Answer: This could be an ideal situation for a charitable gift. If they itemize, charitable gifts of these funds and the resulting offsetting charitable deduction allow them to direct the full use of those funds to charitable purposes without any net additional tax.
Question: What if the donor is concerned about the size of the gift or bumping into the 50% AGI limitation?
Answer: This concern might be addressed by breaking the gift into installments. For example, assume a retired couple with a $100,000 AGI would like to make a $200,000 gift from an IRA with a balance of over $2 million. If they withdrew $200,000 to make the gift, they would not be able to fully deduct it.

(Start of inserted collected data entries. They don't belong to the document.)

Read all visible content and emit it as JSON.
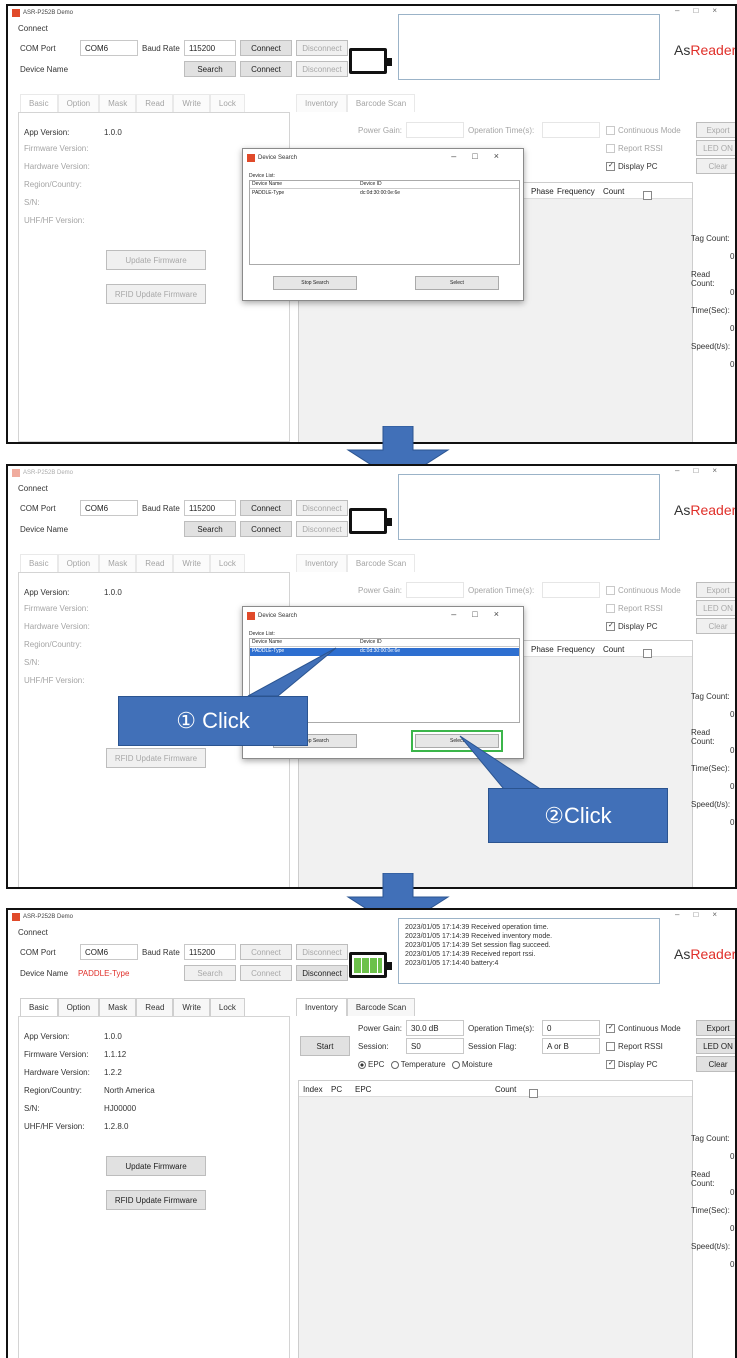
{
  "app": {
    "title": "ASR-P252B Demo",
    "logo_prefix": "As",
    "logo_suffix": "Reader."
  },
  "connect": {
    "group": "Connect",
    "com_port_label": "COM Port",
    "com_port_value": "COM6",
    "baud_rate_label": "Baud Rate",
    "baud_rate_value": "115200",
    "connect_label": "Connect",
    "disconnect_label": "Disconnect",
    "device_name_label": "Device Name",
    "search_label": "Search",
    "device_name_value": "PADDLE-Type"
  },
  "left_tabs": [
    "Basic",
    "Option",
    "Mask",
    "Read",
    "Write",
    "Lock"
  ],
  "right_tabs": [
    "Inventory",
    "Barcode Scan"
  ],
  "basic": {
    "app_version_label": "App Version:",
    "app_version": "1.0.0",
    "firmware_label": "Firmware Version:",
    "firmware": "1.1.12",
    "hardware_label": "Hardware Version:",
    "hardware": "1.2.2",
    "region_label": "Region/Country:",
    "region": "North America",
    "sn_label": "S/N:",
    "sn": "HJ00000",
    "uhf_label": "UHF/HF Version:",
    "uhf": "1.2.8.0",
    "update_firmware": "Update Firmware",
    "rfid_update_firmware": "RFID Update Firmware"
  },
  "inventory": {
    "start": "Start",
    "power_gain_label": "Power Gain:",
    "power_gain": "30.0 dB",
    "operation_time_label": "Operation Time(s):",
    "operation_time": "0",
    "session_label": "Session:",
    "session": "S0",
    "session_flag_label": "Session Flag:",
    "session_flag": "A or B",
    "continuous_mode": "Continuous Mode",
    "report_rssi": "Report RSSI",
    "display_pc": "Display PC",
    "export": "Export",
    "led_on": "LED ON",
    "clear": "Clear",
    "radio_epc": "EPC",
    "radio_temperature": "Temperature",
    "radio_moisture": "Moisture",
    "col_index": "Index",
    "col_pc": "PC",
    "col_epc": "EPC",
    "col_count": "Count",
    "col_phase": "Phase",
    "col_frequency": "Frequency"
  },
  "stats": {
    "tag_count_label": "Tag Count:",
    "tag_count": "0",
    "read_count_label": "Read Count:",
    "read_count": "0",
    "time_label": "Time(Sec):",
    "time": "0",
    "speed_label": "Speed(t/s):",
    "speed": "0"
  },
  "dialog": {
    "title": "Device Search",
    "list_label": "Device List:",
    "col_name": "Device Name",
    "col_id": "Device ID",
    "row_name": "PADDLE-Type",
    "row_id": "dc:0d:30:00:0e:6e",
    "stop_search": "Stop Search",
    "select": "Select"
  },
  "log": [
    "2023/01/05 17:14:39 Received operation time.",
    "2023/01/05 17:14:39 Received inventory mode.",
    "2023/01/05 17:14:39 Set session flag succeed.",
    "2023/01/05 17:14:39 Received report rssi.",
    "2023/01/05 17:14:40 battery:4"
  ],
  "callouts": {
    "step1": "① Click",
    "step2": "②Click"
  },
  "battery_level": 4,
  "colors": {
    "arrow": "#4170b8",
    "highlight": "#3bb54a",
    "battery": "#6cc14a",
    "device_name": "#e0302a"
  }
}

Their new AGI would be increased to $300,000, but their deduction would be limited to $150,000. However, if they broke the withdrawal and subsequent gift into two equal installments over two tax years, the gift would be fully deductible. This could be as simple as making one gift in December of 2004 and the other gift in January of 2005.

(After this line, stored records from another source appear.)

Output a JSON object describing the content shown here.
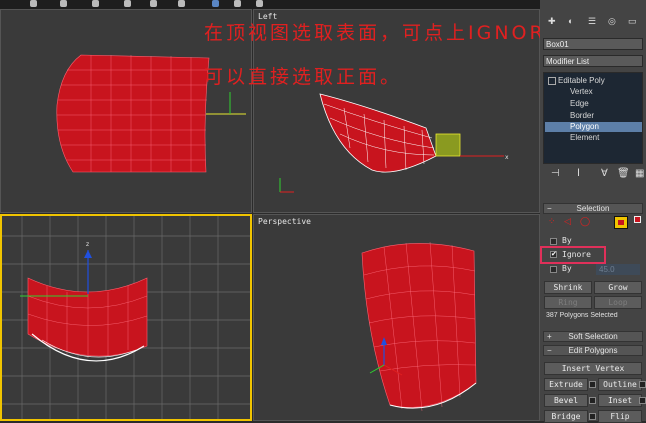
{
  "annotation": {
    "line1": "在顶视图选取表面，可点上IGNORE，",
    "line2": "可以直接选取正面。"
  },
  "viewports": {
    "top_right_label": "Left",
    "perspective_label": "Perspective"
  },
  "panel": {
    "object_name": "Box01",
    "modifier_list": "Modifier List",
    "stack": {
      "root": "Editable Poly",
      "items": [
        "Vertex",
        "Edge",
        "Border",
        "Polygon",
        "Element"
      ],
      "selected": "Polygon"
    },
    "selection": {
      "title": "Selection",
      "by_vertex": "By",
      "ignore": "Ignore",
      "by_angle": "By",
      "angle_value": "45.0",
      "shrink": "Shrink",
      "grow": "Grow",
      "ring": "Ring",
      "loop": "Loop",
      "status": "387 Polygons Selected"
    },
    "soft_selection": "Soft Selection",
    "edit_polygons": {
      "title": "Edit Polygons",
      "insert_vertex": "Insert Vertex",
      "extrude": "Extrude",
      "outline": "Outline",
      "bevel": "Bevel",
      "inset": "Inset",
      "bridge": "Bridge",
      "flip": "Flip"
    }
  },
  "colors": {
    "mesh": "#c8141e",
    "wire": "#ffffff",
    "annotation": "#e02020",
    "highlight_box": "#e0305a",
    "active_border": "#f0c400"
  }
}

Question: I have a prospect for a life income gift. Do you have any suggestions?
Answer: The charitable deduction associated with a charitable remainder trust, pooled income fund, or charitable gift annuity funded with a retirement plan withdrawal will result in only a partially offset-ting deduction. As a result, the donor may want to use additional assets to increase the size of the split interest gift until an offset is achieved. Or a donor that is funding a life income gift with cash, stock, or other appropriate assets may choose to use that charitable deduction to shelter required withdrawals from his or her retirement plan. Under the CARE Act, no tax would be due on assets used to fund life income gifts, but it should be noted that the CARE Act would not allow income from trusts and annuities funded with IRA assets to be paid to those other than the taxpayer or a spouse, and all income received from gift annuities and charitable trusts would be subject to ordinary income taxes, so there may be future income tax advantages to funding such gifts with other assets.
Question: Can you summarize the issues associated with gifts from retirement plans today?

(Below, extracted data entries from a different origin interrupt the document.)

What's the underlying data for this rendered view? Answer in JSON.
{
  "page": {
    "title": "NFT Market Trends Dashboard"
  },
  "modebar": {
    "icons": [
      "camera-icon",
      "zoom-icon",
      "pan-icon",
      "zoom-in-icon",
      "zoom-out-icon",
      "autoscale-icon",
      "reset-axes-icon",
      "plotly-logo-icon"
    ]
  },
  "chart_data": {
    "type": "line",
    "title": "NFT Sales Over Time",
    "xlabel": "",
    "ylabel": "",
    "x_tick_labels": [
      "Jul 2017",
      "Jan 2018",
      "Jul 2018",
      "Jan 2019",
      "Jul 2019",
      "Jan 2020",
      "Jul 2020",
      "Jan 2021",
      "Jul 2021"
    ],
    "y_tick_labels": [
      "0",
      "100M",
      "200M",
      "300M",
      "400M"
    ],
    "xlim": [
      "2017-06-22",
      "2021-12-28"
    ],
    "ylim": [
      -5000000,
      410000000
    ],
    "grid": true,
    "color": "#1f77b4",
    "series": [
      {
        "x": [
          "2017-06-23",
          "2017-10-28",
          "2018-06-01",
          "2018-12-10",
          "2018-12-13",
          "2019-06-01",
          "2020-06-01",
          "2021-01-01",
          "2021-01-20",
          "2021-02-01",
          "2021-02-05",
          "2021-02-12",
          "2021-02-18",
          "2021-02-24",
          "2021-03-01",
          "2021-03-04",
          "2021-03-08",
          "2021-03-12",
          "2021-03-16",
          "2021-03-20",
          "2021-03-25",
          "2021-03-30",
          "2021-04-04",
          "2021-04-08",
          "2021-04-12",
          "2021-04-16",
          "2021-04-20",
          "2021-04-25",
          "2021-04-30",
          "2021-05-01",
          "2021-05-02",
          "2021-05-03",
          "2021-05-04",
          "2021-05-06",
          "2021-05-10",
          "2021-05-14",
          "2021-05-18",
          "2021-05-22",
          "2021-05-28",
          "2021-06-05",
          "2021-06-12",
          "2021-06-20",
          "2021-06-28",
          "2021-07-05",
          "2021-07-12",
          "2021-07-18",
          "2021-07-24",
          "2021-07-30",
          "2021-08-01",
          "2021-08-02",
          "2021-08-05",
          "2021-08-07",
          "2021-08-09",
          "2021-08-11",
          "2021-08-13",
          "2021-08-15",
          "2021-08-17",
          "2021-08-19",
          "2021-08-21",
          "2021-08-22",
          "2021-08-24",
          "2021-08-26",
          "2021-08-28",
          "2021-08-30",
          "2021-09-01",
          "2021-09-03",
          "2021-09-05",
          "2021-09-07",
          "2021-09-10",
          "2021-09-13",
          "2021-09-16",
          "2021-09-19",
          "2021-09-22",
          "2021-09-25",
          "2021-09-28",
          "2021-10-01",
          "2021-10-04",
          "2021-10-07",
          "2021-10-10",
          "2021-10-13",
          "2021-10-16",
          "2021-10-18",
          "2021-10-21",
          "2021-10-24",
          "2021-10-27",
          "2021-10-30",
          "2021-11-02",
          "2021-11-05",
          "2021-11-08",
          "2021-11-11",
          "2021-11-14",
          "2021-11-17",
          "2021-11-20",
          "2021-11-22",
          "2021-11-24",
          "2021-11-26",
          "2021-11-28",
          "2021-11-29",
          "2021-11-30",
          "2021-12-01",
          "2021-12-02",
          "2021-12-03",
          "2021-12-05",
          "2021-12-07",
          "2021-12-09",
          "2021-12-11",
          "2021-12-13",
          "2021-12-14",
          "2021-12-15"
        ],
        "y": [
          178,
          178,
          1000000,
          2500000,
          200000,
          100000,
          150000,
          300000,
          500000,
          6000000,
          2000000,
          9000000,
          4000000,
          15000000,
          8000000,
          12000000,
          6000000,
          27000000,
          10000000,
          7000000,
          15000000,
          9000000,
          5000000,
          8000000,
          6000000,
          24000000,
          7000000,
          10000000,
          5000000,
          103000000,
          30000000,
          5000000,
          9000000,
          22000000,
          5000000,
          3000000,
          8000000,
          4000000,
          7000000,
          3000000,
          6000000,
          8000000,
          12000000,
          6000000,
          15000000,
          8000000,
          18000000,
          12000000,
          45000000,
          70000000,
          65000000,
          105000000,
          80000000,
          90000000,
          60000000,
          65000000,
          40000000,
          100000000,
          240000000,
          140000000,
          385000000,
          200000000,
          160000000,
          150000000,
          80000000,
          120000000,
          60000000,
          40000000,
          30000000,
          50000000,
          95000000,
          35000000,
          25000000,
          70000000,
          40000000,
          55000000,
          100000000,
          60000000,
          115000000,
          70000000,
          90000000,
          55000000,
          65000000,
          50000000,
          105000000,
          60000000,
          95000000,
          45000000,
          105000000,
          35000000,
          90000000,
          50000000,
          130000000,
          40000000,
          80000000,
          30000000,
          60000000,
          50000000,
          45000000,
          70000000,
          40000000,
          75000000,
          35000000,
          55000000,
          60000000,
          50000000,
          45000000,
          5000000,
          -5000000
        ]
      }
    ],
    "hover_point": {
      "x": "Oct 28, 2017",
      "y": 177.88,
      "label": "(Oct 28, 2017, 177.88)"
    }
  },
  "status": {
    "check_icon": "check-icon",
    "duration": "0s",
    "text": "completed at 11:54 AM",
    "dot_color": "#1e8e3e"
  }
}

Answer: The best prospects for these gifts will be persons over 591⁄2 with significant retirement plan balances. Re-member that deductions are limited to 50% of AGI for gifts of cash, so consider the advantages of breaking the gift into installments where larger gifts are concerned. In most instances, the 3% limitation on itemized deductions for high-income taxpayers should not be a serious issue. Don’t forget to promote beneficiary designations as a way to keep these assets from ever being subject to an income or estate tax.
With trillions of dollars at stake, it may be unwise to wait for pending or proposed legislation to make gifts of retirement plan assets more attractive. Remember the CARE Act applies only to IRA assets and not to funds in 401(k) plans or other retirement planning options. In the final analysis, the CARE Act should result in additional gifts by removing certain disincentives and making it easier to plan gifts of IRA funds. But significant tax planning opportunities already exist under current law, and charities that fail to promote appropriate gifts of these assets may be missing an important “pocket” from which donors can make meaningful gifts today.
Editor’s note: Many of the concepts and scenarios discussed in this article are drawn from Sharpe seminar presentations and publications such as “Giving Through Retirement Plans.”